On the facts established in the report, there is prima facie evidence that the human rights of those who died in and were affected by the fire were violated. The rights to life, to family life and to property are all protected under domestic law through the Human Rights Act 1998. The UK is also a signatory to the International Covenant on Economic, Social and Cultural Rights, which recognises the rights to adequate housing and to the highest attainable standard of health. If there is a foreseeable risk to human rights of which the government (local or national) is or should be aware, and the government is in a position to ameliorate that risk, then a failure to do so amounts to a failure to secure the right in question. Human rights, however, are effectively ignored in Moore-Bick’s report.

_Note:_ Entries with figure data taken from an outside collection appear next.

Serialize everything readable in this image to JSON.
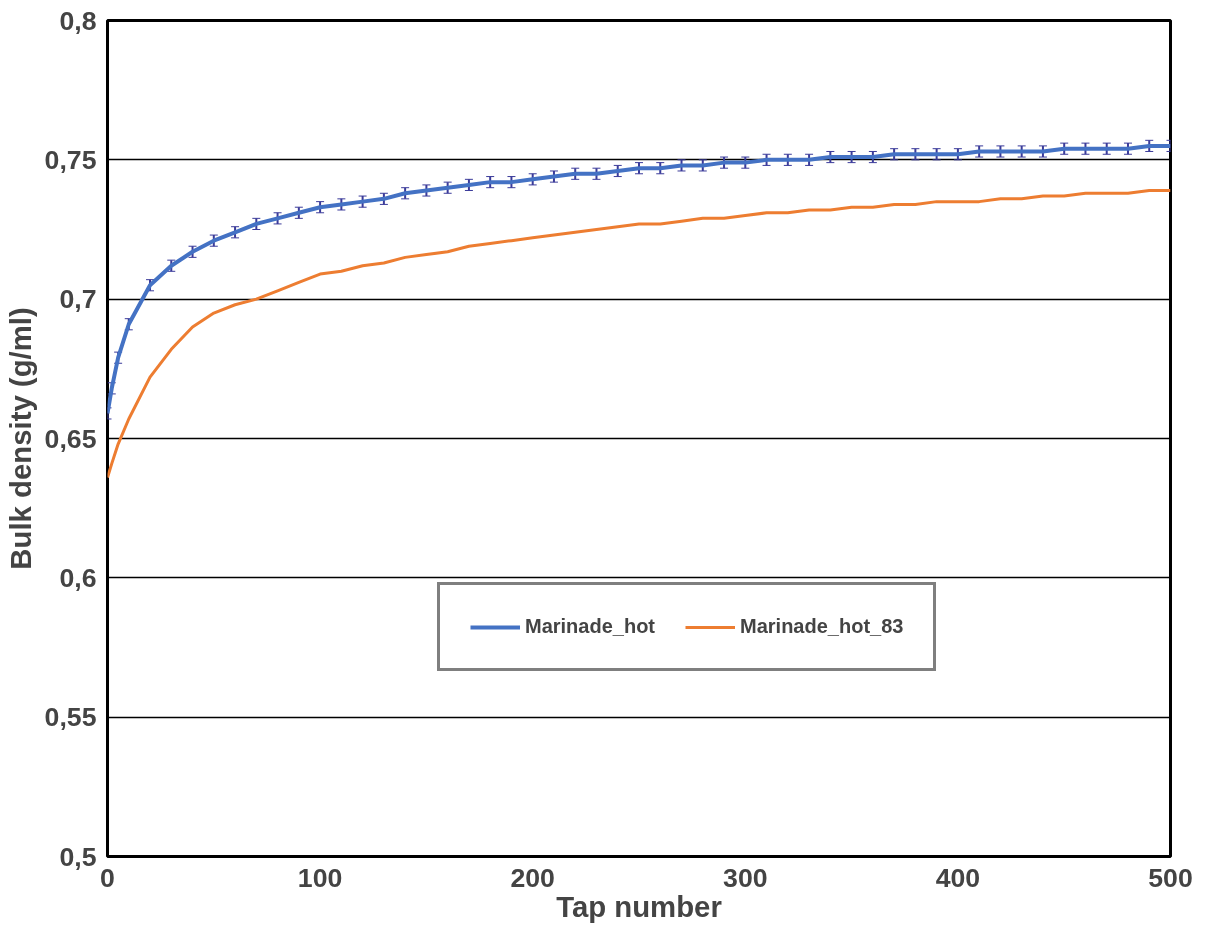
{
  "chart_data": {
    "type": "line",
    "xlabel": "Tap number",
    "ylabel": "Bulk density (g/ml)",
    "x": [
      0,
      2,
      5,
      10,
      20,
      30,
      40,
      50,
      60,
      70,
      80,
      90,
      100,
      110,
      120,
      130,
      140,
      150,
      160,
      170,
      180,
      190,
      200,
      210,
      220,
      230,
      240,
      250,
      260,
      270,
      280,
      290,
      300,
      310,
      320,
      330,
      340,
      350,
      360,
      370,
      380,
      390,
      400,
      410,
      420,
      430,
      440,
      450,
      460,
      470,
      480,
      490,
      500
    ],
    "series": [
      {
        "name": "Marinade_hot",
        "color": "#4472c4",
        "values": [
          0.659,
          0.668,
          0.679,
          0.691,
          0.705,
          0.712,
          0.717,
          0.721,
          0.724,
          0.727,
          0.729,
          0.731,
          0.733,
          0.734,
          0.735,
          0.736,
          0.738,
          0.739,
          0.74,
          0.741,
          0.742,
          0.742,
          0.743,
          0.744,
          0.745,
          0.745,
          0.746,
          0.747,
          0.747,
          0.748,
          0.748,
          0.749,
          0.749,
          0.75,
          0.75,
          0.75,
          0.751,
          0.751,
          0.751,
          0.752,
          0.752,
          0.752,
          0.752,
          0.753,
          0.753,
          0.753,
          0.753,
          0.754,
          0.754,
          0.754,
          0.754,
          0.755,
          0.755
        ],
        "errors": [
          0.002,
          0.002,
          0.002,
          0.002,
          0.002,
          0.002,
          0.002,
          0.002,
          0.002,
          0.002,
          0.002,
          0.002,
          0.002,
          0.002,
          0.002,
          0.002,
          0.002,
          0.002,
          0.002,
          0.002,
          0.002,
          0.002,
          0.002,
          0.002,
          0.002,
          0.002,
          0.002,
          0.002,
          0.002,
          0.002,
          0.002,
          0.002,
          0.002,
          0.002,
          0.002,
          0.002,
          0.002,
          0.002,
          0.002,
          0.002,
          0.002,
          0.002,
          0.002,
          0.002,
          0.002,
          0.002,
          0.002,
          0.002,
          0.002,
          0.002,
          0.002,
          0.002,
          0.002
        ]
      },
      {
        "name": "Marinade_hot_83",
        "color": "#ed7d31",
        "values": [
          0.636,
          0.641,
          0.648,
          0.657,
          0.672,
          0.682,
          0.69,
          0.695,
          0.698,
          0.7,
          0.703,
          0.706,
          0.709,
          0.71,
          0.712,
          0.713,
          0.715,
          0.716,
          0.717,
          0.719,
          0.72,
          0.721,
          0.722,
          0.723,
          0.724,
          0.725,
          0.726,
          0.727,
          0.727,
          0.728,
          0.729,
          0.729,
          0.73,
          0.731,
          0.731,
          0.732,
          0.732,
          0.733,
          0.733,
          0.734,
          0.734,
          0.735,
          0.735,
          0.735,
          0.736,
          0.736,
          0.737,
          0.737,
          0.738,
          0.738,
          0.738,
          0.739,
          0.739
        ]
      }
    ],
    "xlim": [
      0,
      500
    ],
    "xticks": [
      0,
      100,
      200,
      300,
      400,
      500
    ],
    "ylim": [
      0.5,
      0.8
    ],
    "yticks": [
      {
        "value": 0.5,
        "label": "0,5"
      },
      {
        "value": 0.55,
        "label": "0,55"
      },
      {
        "value": 0.6,
        "label": "0,6"
      },
      {
        "value": 0.65,
        "label": "0,65"
      },
      {
        "value": 0.7,
        "label": "0,7"
      },
      {
        "value": 0.75,
        "label": "0,75"
      },
      {
        "value": 0.8,
        "label": "0,8"
      }
    ],
    "grid": "y",
    "legend": "bottom right",
    "line_style": "solid",
    "marker": "none"
  }
}
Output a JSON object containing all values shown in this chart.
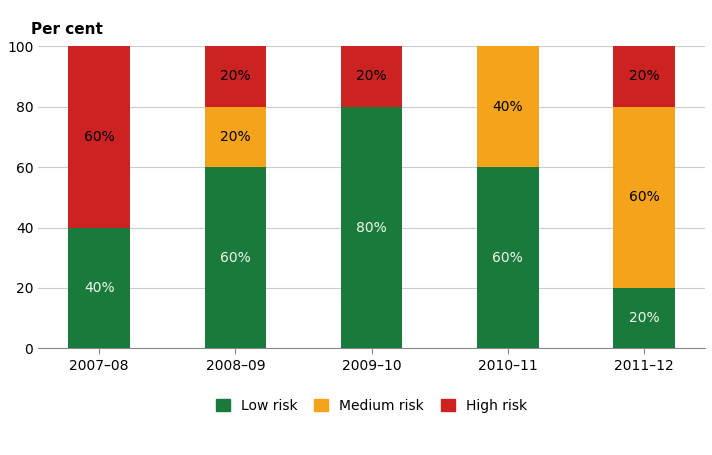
{
  "categories": [
    "2007–08",
    "2008–09",
    "2009–10",
    "2010–11",
    "2011–12"
  ],
  "low_risk": [
    40,
    60,
    80,
    60,
    20
  ],
  "medium_risk": [
    0,
    20,
    0,
    40,
    60
  ],
  "high_risk": [
    60,
    20,
    20,
    0,
    20
  ],
  "low_color": "#1a7a3c",
  "medium_color": "#f5a31a",
  "high_color": "#cc2222",
  "label_color_low": "#f0f8f0",
  "label_color_medium": "#000000",
  "label_color_high": "#000000",
  "ylabel": "Per cent",
  "ylim": [
    0,
    100
  ],
  "yticks": [
    0,
    20,
    40,
    60,
    80,
    100
  ],
  "legend_labels": [
    "Low risk",
    "Medium risk",
    "High risk"
  ],
  "bar_width": 0.45,
  "background_color": "#ffffff",
  "grid_color": "#cccccc",
  "label_fontsize": 10,
  "axis_fontsize": 10,
  "ylabel_fontsize": 11
}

I lived for several years on the 10th floor of a tower block in Cumbernauld. It swayed a bit in the wind, but had been strengthened after the Ronan Point disaster. Ronan Point in Canning Town was built from large prefabricated concrete panels. Ivy Hodge was one of its first tenants, moving into a corner flat on the 18th floor on 15 April 1968. At 5.45 a.m. on 16 May, she struck a match to light her gas cooker. A friend had fitted the cooker. He tested for leaks using a lighted match, but had used a substandard nut, and there was a leak. The explosion blew out the external load-bearing walls of her living room and bedroom. The corner walls of the flats above collapsed and fell. Their weight took out all the corners of the flats below. Four people were crushed to death.
A police helicopter crashed into the Clutha Vaults Bar in Glasgow on 29 November 2013. The pilot, two police officer passengers and seven in the bar were killed. The Air Accidents Investigation Branch published its final report last week. Relatives of those who died had been briefed in advance. They said that they were doubly disappointed.